Establish an extensive "bank" of embryonic stem cell lines, each with a different set of MHC genes. Then, an embryonic stem cell that is immunologically compatible for a patient could be selected, genetically modified, and triggered to develop into the appropriate type of adult stem cell that could be administered to the patient. Genetically modifiing MHC genes of an embryonic stem cell, it may also be possible to create a "universal" cell that would be compatible with all patients. Another approach might be to "customize" embryonic stem cells such that cells derived from them have a patient's specific MHC proteins on their surface and then to genetically modify them for use in gene therapy.

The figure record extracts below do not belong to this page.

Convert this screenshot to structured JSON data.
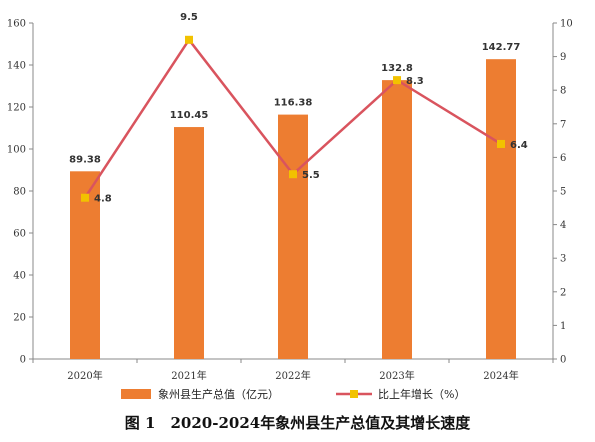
{
  "caption": {
    "figure_no": "图 1",
    "title": "2020-2024年象州县生产总值及其增长速度"
  },
  "chart_data": {
    "type": "bar",
    "title": "",
    "categories": [
      "2020年",
      "2021年",
      "2022年",
      "2023年",
      "2024年"
    ],
    "series": [
      {
        "name": "象州县生产总值（亿元）",
        "type": "bar",
        "axis": "left",
        "color": "#ED7D31",
        "values": [
          89.38,
          110.45,
          116.38,
          132.8,
          142.77
        ],
        "labels": [
          "89.38",
          "110.45",
          "116.38",
          "132.8",
          "142.77"
        ]
      },
      {
        "name": "比上年增长（%）",
        "type": "line",
        "axis": "right",
        "color": "#D9545E",
        "marker_color": "#F2C200",
        "values": [
          4.8,
          9.5,
          5.5,
          8.3,
          6.4
        ],
        "labels": [
          "4.8",
          "9.5",
          "5.5",
          "8.3",
          "6.4"
        ]
      }
    ],
    "y_left": {
      "min": 0,
      "max": 160,
      "ticks": [
        "0",
        "20",
        "40",
        "60",
        "80",
        "100",
        "120",
        "140",
        "160"
      ]
    },
    "y_right": {
      "min": 0,
      "max": 10,
      "ticks": [
        "0",
        "1",
        "2",
        "3",
        "4",
        "5",
        "6",
        "7",
        "8",
        "9",
        "10"
      ]
    },
    "grid": false,
    "legend_position": "bottom"
  }
}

More research is needed to determine whether the differentiated stem cells retain the advantages, such as longer life span, of the embryonic stem cells from which they were derived. Because of the difficulty in isolating and purifying many of the types of adult stem cells, embryonic stem cells may still be better targets for gene transfer. The versatile embryonic stem cell could be genetically modified, and then, in theory, it could be induced to give rise to all varieties of adult stem cells. Also, since the genetically modified stem cells can be easily expanded, large, pure populations of the differentiated cells could be produced and saved. Even if the differentiated cells were not as long-lived as the embryonic stem cells, there would still be sufficient genetically modified cells to give to the patient whenever the need arises again.
Using stem cells in gene therapy is one of the major developing fields of research. Stem cells play a major role in treating various diseases because these are the cells which have the ability to develop into different types of cells in our body. Gene therapy in combination with stem cells gives lot of opportunities to cure or prevent diseases. Various types of stem cells are used in gene therapy to treat specific diseases like neural stem cells for brain diseases, blood stem cells for treating blood disorders. We can also develop organs in laboratory by using stem cells and can use for organ transplantation and therapeutic gene is transferred into stem cells which are injected into patient. Along with advantages of stem cell based gene therapy some problems are also arising if we overcome problems like immune rejection, Multigene disorders, viral vector problems and short lived nature of gene therapy we can prevent majority of diseases. If we can achieve this, we can give new life to people who don't know name of the disease and what it causes to them. So stem cells in gene therapy may bring new life to patients who are suffering from diseases which don't have permanent cure till now.